Александр Трапезников - Похождения проклятых
— Так что Агафья Максимовна и вчера здесь была, и сегодня ее на утренней службе видел, — продолжил разговор отец Сергий. — Она вообще часто приезжает, раза два-три в неделю, не говоря уж о праздниках. А в последнее время — особенно. Я ведь ее давно знаю, лет двадцать, столько же, сколько и тебя, Алексей. Но прихожанкой она всегда была Свято-Данилова монастыря, хотя не может жить и без нашего храма. Хорошая женщина, благочестивая, — добавил он. — Когда стало возможным, в Святые Палестины чуть ли не пешком с котомкой отправилась, а ведь было ей уже далеко за шестьдесят. Представляете? Проделать такой путь, да почти на перекладных, не зная языков и без лишней копеечки — по стопам первого нашего святого паломника игумена Даниила. Ну да с Божией помощью все возможно. Это сейчас туда на самолетах летают, а Агафья Максимовна пешочком, своими ножками.

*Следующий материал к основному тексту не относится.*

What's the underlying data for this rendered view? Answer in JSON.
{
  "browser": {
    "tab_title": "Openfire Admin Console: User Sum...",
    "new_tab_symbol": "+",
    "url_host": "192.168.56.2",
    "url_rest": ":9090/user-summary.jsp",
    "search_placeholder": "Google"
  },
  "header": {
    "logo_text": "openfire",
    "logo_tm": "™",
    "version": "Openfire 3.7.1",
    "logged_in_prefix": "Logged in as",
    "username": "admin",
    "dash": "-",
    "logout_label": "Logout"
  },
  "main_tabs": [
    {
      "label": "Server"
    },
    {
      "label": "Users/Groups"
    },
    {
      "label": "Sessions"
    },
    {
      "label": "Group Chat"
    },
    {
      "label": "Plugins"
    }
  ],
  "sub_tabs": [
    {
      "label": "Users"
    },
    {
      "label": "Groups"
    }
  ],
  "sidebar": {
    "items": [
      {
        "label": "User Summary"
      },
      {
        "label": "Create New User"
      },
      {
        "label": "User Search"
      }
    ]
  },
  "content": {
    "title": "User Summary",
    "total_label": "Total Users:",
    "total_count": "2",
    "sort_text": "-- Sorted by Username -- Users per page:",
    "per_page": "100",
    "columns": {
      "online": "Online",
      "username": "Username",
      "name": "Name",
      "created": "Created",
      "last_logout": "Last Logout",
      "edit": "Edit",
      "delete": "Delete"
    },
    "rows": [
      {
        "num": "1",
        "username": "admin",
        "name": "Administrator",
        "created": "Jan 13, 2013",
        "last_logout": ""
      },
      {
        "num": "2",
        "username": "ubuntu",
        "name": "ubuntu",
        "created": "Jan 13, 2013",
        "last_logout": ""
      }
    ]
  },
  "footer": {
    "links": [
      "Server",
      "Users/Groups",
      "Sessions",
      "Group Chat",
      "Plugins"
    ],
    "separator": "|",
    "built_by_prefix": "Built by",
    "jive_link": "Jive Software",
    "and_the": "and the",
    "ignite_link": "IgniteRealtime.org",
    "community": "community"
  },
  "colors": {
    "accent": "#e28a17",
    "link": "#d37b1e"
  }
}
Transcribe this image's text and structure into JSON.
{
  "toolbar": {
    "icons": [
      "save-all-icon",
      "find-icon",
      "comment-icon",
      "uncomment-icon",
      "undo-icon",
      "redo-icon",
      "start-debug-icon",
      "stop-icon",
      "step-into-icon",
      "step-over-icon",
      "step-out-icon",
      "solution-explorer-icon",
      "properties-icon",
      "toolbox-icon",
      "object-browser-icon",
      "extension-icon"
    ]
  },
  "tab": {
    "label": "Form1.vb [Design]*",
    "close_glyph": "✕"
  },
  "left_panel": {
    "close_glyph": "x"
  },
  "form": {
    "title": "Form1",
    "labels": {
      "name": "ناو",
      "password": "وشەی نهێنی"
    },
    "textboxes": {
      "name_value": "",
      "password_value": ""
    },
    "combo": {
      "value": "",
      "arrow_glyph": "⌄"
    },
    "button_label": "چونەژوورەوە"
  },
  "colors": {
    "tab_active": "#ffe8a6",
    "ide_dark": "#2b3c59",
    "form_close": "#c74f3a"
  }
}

— Когда же это было? — спросил Алексей.
— А уже на исходе советской власти, — ответил иерей. — Самое забавное, что о путешествии старицы написали в той самой дурацкой Книге Гиннесса, дескать, своеобразный рекорд передвижения в столь почтенном возрасте — с одного края земли на другой. Но Агафья Максимовна посчитала это за оскорбление, вы с ней об этом даже не упоминайте. Обидится и расстроится. Какие же могут быть рекорды в духовных и подвижнических рвениях? Это же не поедание гамбургеров. Среди америкосов, на скорость.
— Где же она может быть? — задумчиво промолвил Алексей.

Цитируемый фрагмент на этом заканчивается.